Marie de Hennezel : Son livre m’a totalement bouleversée. Il y a, d’une part, ce récit tellement poignant et vrai de sa maladie ; et d’autre part, cette maîtrise magnifique de la langue, cette capacité à mettre des mots justes sur ce qu’elle vit. Sans vouloir ôter à son expérience ce qu’elle a d’unique, elle m’a confirmé ce que d’autres m’ont appris, du temps où j’accompagnais des personnes en fin de vie : le propre de l’humain est qu’il est habité d’une force spirituelle qui lui permet de surmonter les pires épreuves. Christiane Singer nous le jure : « Quand il n’y a plus rien, il n’y a plus que l’amour. »
On est frappés par l’intensité de ses souffrances…

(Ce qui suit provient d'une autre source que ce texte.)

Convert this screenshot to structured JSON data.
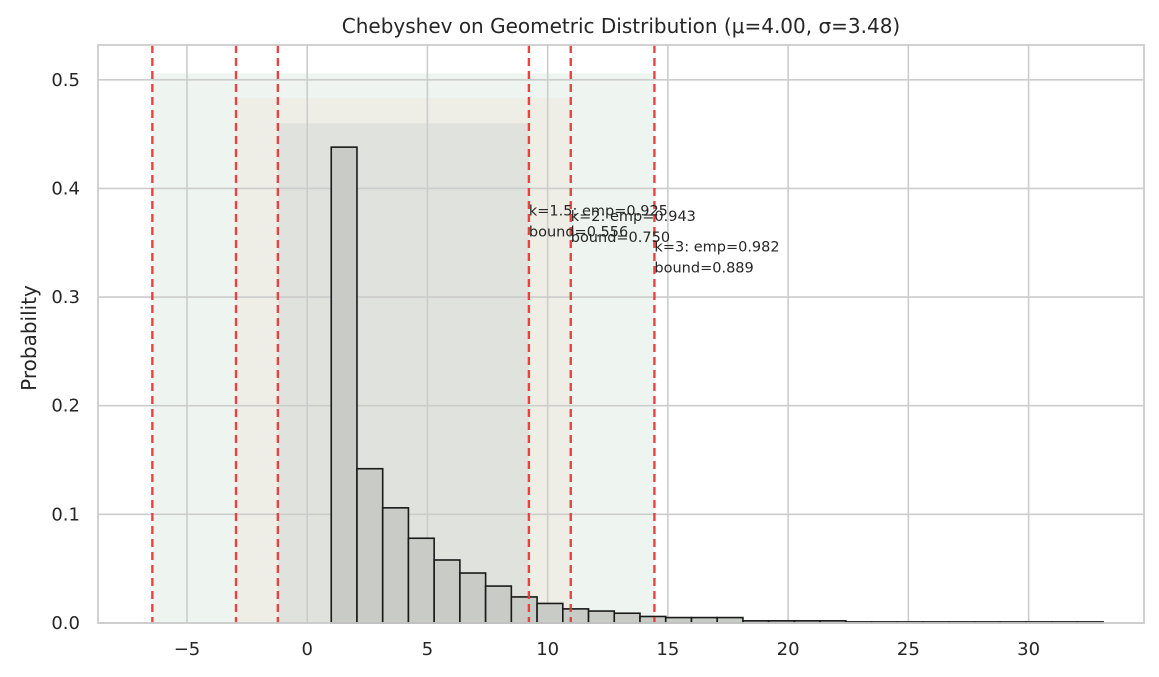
{
  "chart_data": {
    "type": "bar",
    "title": "Chebyshev on Geometric Distribution (μ=4.00, σ=3.48)",
    "xlabel": "",
    "ylabel": "Probability",
    "xlim": [
      -8.7,
      34.8
    ],
    "ylim": [
      0,
      0.532
    ],
    "x_ticks": [
      -5,
      0,
      5,
      10,
      15,
      20,
      25,
      30
    ],
    "x_tick_labels": [
      "−5",
      "0",
      "5",
      "10",
      "15",
      "20",
      "25",
      "30"
    ],
    "y_ticks": [
      0.0,
      0.1,
      0.2,
      0.3,
      0.4,
      0.5
    ],
    "y_tick_labels": [
      "0.0",
      "0.1",
      "0.2",
      "0.3",
      "0.4",
      "0.5"
    ],
    "grid": true,
    "bar_edges": [
      1,
      2.07,
      3.14,
      4.21,
      5.28,
      6.35,
      7.42,
      8.49,
      9.56,
      10.63,
      11.7,
      12.77,
      13.84,
      14.91,
      15.98,
      17.05,
      18.12,
      19.19,
      20.26,
      21.33,
      22.4,
      23.47,
      24.54,
      25.61,
      26.68,
      27.75,
      28.82,
      29.89,
      30.96,
      32.03,
      33.1
    ],
    "values": [
      0.438,
      0.142,
      0.106,
      0.078,
      0.058,
      0.046,
      0.034,
      0.024,
      0.018,
      0.013,
      0.011,
      0.009,
      0.006,
      0.005,
      0.005,
      0.005,
      0.002,
      0.002,
      0.002,
      0.002,
      0.001,
      0.001,
      0.001,
      0.001,
      0.001,
      0.001,
      0.001,
      0.001,
      0.001,
      0.001
    ],
    "bar_color": "#c8cbc6",
    "intervals": [
      {
        "k": "1.5",
        "lower": -1.22,
        "upper": 9.22,
        "shade_height": 0.46,
        "color": "#e0e3dd",
        "label_line1": "k=1.5: emp=0.925",
        "label_line2": "bound=0.556",
        "label_x": 9.22,
        "label_y": 0.375
      },
      {
        "k": "2",
        "lower": -2.96,
        "upper": 10.96,
        "shade_height": 0.483,
        "color": "#efeee6",
        "label_line1": "k=2: emp=0.943",
        "label_line2": "bound=0.750",
        "label_x": 10.96,
        "label_y": 0.37
      },
      {
        "k": "3",
        "lower": -6.44,
        "upper": 14.44,
        "shade_height": 0.506,
        "color": "#eef5f0",
        "label_line1": "k=3: emp=0.982",
        "label_line2": "bound=0.889",
        "label_x": 14.44,
        "label_y": 0.342
      }
    ],
    "line_color": "#e8393b"
  }
}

C’est là que réside le caractère d’authenticité de ce témoignage : Christiane Singer ne faisait pas l’impasse sur l’enfer de la souffrance, sur la tristesse de certains jours, sur son « potentiel de ressentiment ». Elle ne marchandait pas avec la maladie. Elle avait décidé, dès qu’elle en avait appris la gravité, de la vivre pleinement. Les moments difficiles alternaient donc avec des instants de grand bonheur, de joie, d’émerveillement. Puis, au fil des pages, la sérénité et le sentiment de liberté n’ont cessé de grandir. Pour elle, terminer ce livre a été un grand moment de bonheur : elle avait tenu le contrat qu’elle avait passé avec elle-même, celui de témoigner, chose qu’elle a fait toute sa vie à travers ses livres et ses conférences. Pour moi, c’est le livre d’un maître. Il a la même qualité et la même portée pour notre monde que le journal d’Etty Hillesum (Son journal, Une vie bouleversée (Points, 1995), qu’elle débute à 27 ans, en 1941, évoque notamment son évolution spirituelle au cours des derniers mois de sa vie – elle est morte à Auschwitz en 1943).
Nous sommes dans un monde où l’expérience de mourir est refusée. On voudrait, comme le dit Benoîte Groult dans son dernier livre (La Touche étoile – LGF, “Le Livre de poche”, 2007), « appuyer sur la touche étoile » pour ne pas avoir à vivre son mourir. Le « temps du mourir » n’est pas valorisé. On se demande quel sens cela peut avoir de vivre encore quand on est condamné par la médecine. Christiane nous fait découvrir que ce temps est une aventure pleine de sens, l’occasion d’échanges d’une qualité exceptionnelle avec les autres, une plongée en soi dont on sort plus vivant encore. Tout cela, Christiane nous le révèle avec tellement de vérité que son expérience personnelle revêt une portée universelle. Nul doute que ce livre changera notre regard sur la vie et la mort.
Dans quel état d’esprit se trouvait-elle lors des jours qui ont précédé sa mort ?
Elle était dans l’acceptation. Chacun meurt comme il a vécu. Christiane a toujours eu cette passion, ce don de rechercher la merveille dans chaque chose. Elle a vécu cet ultime temps de vie avec la même passion. La dernière fois que je l’ai eue au téléphone, elle m’a dit : « Je suis loin, très loin, mais je suis bien. » Ce qui m’a frappée, quand je suis allée lui dire au revoir, à Vienne, en Autriche, en entrant dans sa chambre, c’est le paradoxe entre les signes évidents de sa mort prochaine, sa maigreur, sa fragilité physique, et puis l’énergie qui débordait d’elle et qui régnait dans la chambre. Son regard, son sourire étaient pleins de vitalité. Elle reposait les mains ouvertes, sans attente, prête à tout.